6. Un nerf latéral trop court – test en traction distale positif – est associé à un segment osseux en valgus. Exemple : nerf fibulaire trop court entrainant un genu-valgum

Illustration schématique de la longueur des nerfs en relation avec la morphologie de la jambe.

Pour le traitement, le recoil sera dirigé en sens inverse des flèches.

 

Conduite de traitement à tenir

Pour illustrer cette relation entre la tension des nerfs et la direction que prend le squelette, prenons l’image de la conduite d’un cheval avec de longues rênes.

Les longues rênes sont le lien matériel qui permet une relation souple entre le cavalier et son cheval. En jouant sur la tension et les impulsions qu’il donne aux rênes, le dresseur communique avec le cheval et lui donne les indications nécessaires pour avancer, arrêter et tourner. 

De même l’os (le cheval) est guidé dans son développement par les nerfs périphériques (les longues rênes).

 

En cherchant un bon équilibre de longueur et de tension entre les nerfs antagonistes, l’ostéopathe permet à l’os de se développer harmonieusement.

Pour corriger un nerf trop long ou souffrant d’élongation, il faut ajuster les différents points d’accroche qu’il présente par un recoil en direction proximale (traitement concentrique, comme si on voulait raccourcir le nerf).

Pour corriger un nerf trop court ou rétracté, il faut ajuster les différents points d’accroche qu’il présente par un recoil en direction distale (traitement excentrique, comme si on voulait allonger le nerf).

Dans les deux cas, il faut souvent affiner la direction du recoil en ajoutant une composante latérale/médiale ou antérieure/postérieur pour repositionner le nerf dans son axe[1].

 

[1] Certains nerfs ont une prédisposition fonctionnelle à se déplacer. Par exemple, le nerf ulnaire se subluxe volontiers vers l’avant et le nerf saphène vers l’arrière.

 

Conclusion et perspectives ostéopathiques

De nombreuses études scientifiques confirment que l’altération du système nerveux se répercute sur le métabolisme de l’os : moindre développement et moindre résistance.

Nos observations cliniques montrent que toute fixation d’un nerf périphérique par compression, élongation (nerf trop long) ou rétraction (nerf trop court) influence directement ou indirectement la structure osseuse.

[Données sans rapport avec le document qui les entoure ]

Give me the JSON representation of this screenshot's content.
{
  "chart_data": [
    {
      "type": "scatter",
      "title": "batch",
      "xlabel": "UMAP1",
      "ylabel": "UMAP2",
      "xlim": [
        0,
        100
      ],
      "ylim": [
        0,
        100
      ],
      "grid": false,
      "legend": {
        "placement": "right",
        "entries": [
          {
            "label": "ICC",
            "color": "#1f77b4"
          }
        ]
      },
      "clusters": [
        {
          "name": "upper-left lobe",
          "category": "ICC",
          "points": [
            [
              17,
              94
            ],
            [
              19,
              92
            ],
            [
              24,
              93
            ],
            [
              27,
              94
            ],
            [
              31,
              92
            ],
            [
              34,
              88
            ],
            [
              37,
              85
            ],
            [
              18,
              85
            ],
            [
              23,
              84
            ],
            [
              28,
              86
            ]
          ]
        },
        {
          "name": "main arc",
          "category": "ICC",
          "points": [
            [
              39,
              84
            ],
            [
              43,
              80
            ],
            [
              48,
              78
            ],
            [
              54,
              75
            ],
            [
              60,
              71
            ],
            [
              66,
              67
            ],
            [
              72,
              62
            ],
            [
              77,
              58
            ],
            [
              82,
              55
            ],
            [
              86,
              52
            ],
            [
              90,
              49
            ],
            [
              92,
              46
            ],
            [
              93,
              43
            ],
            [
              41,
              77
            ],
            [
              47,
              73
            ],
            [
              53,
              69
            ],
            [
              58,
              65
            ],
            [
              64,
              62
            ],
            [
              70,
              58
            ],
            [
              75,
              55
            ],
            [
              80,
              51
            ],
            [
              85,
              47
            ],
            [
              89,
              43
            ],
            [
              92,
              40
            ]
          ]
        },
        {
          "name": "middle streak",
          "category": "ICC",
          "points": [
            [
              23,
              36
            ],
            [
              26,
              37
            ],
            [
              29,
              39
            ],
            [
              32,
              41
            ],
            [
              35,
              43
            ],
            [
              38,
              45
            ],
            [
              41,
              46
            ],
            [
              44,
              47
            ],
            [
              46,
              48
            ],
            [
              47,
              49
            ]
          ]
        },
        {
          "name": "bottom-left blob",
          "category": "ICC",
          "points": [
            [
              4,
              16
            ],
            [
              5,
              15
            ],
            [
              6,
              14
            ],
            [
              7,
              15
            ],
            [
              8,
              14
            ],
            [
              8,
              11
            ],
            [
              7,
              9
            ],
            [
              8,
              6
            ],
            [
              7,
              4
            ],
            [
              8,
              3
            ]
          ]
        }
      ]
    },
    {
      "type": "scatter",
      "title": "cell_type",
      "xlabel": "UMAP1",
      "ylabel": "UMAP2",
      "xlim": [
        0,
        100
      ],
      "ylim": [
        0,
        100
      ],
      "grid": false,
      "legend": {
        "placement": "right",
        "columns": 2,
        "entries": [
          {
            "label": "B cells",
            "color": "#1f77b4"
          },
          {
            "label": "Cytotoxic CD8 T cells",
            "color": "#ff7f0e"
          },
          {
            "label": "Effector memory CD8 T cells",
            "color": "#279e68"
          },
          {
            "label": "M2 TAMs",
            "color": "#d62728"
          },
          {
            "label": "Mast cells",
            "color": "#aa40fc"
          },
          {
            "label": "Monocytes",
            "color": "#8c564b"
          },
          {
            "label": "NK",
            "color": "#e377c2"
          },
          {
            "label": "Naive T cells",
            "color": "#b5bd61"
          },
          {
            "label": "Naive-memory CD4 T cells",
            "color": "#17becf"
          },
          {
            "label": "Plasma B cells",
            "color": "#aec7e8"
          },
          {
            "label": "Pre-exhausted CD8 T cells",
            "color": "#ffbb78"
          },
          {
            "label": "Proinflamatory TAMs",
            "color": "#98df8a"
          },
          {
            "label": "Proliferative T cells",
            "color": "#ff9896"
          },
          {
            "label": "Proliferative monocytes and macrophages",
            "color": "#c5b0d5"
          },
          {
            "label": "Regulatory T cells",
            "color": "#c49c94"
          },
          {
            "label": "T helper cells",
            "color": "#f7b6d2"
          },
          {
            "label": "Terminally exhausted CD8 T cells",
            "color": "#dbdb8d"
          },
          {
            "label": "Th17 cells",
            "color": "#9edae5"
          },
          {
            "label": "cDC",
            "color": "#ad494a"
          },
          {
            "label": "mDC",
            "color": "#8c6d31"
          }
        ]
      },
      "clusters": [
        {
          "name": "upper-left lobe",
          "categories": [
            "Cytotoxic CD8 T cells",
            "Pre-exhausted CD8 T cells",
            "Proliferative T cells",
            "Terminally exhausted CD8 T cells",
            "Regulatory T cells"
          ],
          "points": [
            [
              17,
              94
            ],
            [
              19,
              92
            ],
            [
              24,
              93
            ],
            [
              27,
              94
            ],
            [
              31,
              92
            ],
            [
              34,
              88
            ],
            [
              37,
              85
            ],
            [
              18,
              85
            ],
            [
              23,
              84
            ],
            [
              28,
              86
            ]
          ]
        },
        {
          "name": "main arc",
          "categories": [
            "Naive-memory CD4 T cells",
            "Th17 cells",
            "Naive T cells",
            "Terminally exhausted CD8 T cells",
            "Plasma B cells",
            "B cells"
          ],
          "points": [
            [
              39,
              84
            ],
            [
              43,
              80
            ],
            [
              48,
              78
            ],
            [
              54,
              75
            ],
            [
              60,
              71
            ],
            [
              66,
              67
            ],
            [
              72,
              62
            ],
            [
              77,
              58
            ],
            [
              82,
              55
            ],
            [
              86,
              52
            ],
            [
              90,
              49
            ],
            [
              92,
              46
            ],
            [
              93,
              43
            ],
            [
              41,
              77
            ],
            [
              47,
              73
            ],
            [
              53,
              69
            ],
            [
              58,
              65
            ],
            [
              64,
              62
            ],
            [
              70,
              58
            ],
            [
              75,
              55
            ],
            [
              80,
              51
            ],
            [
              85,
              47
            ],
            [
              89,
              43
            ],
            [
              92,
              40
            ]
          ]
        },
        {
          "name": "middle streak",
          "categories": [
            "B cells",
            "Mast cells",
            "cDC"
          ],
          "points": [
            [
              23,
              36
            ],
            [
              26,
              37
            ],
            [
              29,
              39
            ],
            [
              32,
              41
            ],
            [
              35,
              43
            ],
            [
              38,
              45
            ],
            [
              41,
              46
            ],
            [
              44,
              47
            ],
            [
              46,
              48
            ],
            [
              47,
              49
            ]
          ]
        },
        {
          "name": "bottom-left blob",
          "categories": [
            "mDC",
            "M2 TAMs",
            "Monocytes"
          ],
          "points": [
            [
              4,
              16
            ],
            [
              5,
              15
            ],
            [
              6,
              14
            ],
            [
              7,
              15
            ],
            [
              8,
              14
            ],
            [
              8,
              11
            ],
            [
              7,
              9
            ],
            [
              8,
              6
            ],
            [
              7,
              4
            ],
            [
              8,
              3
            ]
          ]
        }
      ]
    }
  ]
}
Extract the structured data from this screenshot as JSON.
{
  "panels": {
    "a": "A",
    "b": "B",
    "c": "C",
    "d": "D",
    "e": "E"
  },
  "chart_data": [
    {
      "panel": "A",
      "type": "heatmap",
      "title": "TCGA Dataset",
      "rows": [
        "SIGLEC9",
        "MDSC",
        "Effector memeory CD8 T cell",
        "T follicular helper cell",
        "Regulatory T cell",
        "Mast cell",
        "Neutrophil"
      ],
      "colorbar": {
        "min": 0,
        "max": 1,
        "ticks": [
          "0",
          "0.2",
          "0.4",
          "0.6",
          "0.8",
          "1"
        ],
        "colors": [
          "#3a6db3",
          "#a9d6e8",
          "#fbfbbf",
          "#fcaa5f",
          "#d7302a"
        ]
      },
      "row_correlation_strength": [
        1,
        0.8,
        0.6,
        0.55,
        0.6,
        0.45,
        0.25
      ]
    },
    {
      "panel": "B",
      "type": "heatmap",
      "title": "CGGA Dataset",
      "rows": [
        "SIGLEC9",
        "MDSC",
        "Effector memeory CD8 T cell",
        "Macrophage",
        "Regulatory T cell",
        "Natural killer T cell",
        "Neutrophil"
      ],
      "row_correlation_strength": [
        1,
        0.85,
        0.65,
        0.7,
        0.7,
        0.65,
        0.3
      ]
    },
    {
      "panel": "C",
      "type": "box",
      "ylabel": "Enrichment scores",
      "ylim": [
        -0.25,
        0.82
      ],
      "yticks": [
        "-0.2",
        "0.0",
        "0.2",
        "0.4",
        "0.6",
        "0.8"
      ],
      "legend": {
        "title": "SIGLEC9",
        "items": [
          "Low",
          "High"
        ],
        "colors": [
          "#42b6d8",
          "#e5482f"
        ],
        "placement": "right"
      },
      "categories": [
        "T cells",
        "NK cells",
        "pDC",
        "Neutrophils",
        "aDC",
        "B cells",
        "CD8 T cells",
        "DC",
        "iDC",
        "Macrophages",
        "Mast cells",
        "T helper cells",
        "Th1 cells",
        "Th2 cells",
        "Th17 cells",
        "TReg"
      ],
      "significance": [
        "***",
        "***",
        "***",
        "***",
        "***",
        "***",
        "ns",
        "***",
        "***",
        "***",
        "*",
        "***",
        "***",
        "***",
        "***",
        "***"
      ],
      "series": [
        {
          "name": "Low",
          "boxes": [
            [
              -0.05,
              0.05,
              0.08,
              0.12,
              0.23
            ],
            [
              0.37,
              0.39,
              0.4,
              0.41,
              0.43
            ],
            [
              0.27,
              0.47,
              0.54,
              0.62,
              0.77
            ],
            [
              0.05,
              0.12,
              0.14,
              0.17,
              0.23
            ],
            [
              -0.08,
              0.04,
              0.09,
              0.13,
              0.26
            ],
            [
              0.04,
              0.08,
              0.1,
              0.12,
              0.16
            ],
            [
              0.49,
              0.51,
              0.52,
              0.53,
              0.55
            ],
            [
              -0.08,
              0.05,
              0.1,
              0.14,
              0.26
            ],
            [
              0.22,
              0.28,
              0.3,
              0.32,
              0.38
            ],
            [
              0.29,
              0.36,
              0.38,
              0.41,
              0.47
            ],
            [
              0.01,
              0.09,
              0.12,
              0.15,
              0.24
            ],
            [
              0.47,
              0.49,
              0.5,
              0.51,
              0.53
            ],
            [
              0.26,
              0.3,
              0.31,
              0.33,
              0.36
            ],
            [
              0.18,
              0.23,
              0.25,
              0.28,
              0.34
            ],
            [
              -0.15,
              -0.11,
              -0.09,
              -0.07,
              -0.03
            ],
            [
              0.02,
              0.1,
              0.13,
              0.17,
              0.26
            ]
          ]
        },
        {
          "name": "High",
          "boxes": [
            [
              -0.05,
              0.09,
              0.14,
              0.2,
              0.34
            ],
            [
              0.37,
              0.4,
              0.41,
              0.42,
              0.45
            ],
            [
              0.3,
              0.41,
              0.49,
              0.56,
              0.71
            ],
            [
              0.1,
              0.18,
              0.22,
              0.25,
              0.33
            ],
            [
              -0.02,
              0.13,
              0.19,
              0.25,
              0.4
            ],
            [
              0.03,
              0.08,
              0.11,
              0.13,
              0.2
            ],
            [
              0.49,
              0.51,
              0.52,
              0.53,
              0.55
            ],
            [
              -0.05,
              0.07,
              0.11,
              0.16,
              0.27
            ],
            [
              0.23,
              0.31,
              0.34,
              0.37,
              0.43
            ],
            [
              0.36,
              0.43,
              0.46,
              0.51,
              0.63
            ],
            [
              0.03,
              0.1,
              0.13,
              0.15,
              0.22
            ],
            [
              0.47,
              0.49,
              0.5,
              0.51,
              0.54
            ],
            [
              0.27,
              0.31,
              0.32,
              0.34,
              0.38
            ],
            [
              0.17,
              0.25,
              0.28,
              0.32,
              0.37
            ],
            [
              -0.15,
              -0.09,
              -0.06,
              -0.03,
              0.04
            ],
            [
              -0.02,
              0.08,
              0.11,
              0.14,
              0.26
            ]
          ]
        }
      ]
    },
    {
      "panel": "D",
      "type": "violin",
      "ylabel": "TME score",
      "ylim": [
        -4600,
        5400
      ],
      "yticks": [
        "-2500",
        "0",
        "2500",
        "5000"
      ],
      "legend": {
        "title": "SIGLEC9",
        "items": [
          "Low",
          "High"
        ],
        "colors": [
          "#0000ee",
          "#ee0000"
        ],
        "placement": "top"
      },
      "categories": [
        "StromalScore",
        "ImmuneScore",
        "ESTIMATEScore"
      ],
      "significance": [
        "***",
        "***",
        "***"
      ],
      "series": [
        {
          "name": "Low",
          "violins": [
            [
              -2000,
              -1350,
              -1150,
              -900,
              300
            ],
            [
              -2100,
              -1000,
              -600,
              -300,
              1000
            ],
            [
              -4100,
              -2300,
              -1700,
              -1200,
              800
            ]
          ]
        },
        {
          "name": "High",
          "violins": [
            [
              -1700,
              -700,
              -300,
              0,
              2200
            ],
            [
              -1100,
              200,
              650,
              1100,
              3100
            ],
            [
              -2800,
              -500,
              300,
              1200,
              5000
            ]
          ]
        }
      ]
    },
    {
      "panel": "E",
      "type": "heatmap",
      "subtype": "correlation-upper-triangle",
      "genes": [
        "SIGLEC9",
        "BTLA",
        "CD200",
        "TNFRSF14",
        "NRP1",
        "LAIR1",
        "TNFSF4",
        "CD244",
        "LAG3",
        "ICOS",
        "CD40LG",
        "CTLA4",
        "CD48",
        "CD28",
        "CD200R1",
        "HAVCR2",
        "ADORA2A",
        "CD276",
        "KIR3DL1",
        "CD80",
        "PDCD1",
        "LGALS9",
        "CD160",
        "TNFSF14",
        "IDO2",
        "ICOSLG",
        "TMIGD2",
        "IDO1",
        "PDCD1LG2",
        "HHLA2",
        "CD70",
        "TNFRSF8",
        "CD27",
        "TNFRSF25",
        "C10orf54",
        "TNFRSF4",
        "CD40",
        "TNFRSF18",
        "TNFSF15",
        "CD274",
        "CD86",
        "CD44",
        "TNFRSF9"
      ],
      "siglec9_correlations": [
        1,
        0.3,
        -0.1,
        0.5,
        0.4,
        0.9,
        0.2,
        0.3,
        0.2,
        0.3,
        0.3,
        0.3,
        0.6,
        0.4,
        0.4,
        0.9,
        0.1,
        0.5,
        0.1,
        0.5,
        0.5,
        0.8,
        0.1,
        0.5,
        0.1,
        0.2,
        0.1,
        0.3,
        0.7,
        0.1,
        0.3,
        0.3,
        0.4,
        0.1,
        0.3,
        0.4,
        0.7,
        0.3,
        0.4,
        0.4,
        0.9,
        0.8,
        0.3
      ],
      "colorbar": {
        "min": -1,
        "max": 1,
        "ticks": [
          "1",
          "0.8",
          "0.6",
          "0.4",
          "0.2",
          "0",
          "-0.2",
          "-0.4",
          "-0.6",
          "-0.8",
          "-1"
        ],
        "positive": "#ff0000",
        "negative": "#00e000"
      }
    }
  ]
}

Si la lésion neurale s’installe dans l’enfance, il y aura un retentissement sur la croissance osseuse avec de possibles déformations du squelette comme une inégalité de longueur des membres ou un varus/valgus articulaire.

Si la lésion neurale perdure à l’âge adulte, il y aura une fragilisation progressive du système ostéo-articulaire (inflammation, tendinite, arthrose, laxité ligamentaire, etc.).

L’ostéopathe qui maitrise bien le diagnostic palpatoire et l’ajustement spécifique des nerfs périphériques possède ainsi un atout supplémentaire pour agir favorablement sur un grand nombre de déformations et de pathologies dégénératives du squelette[1].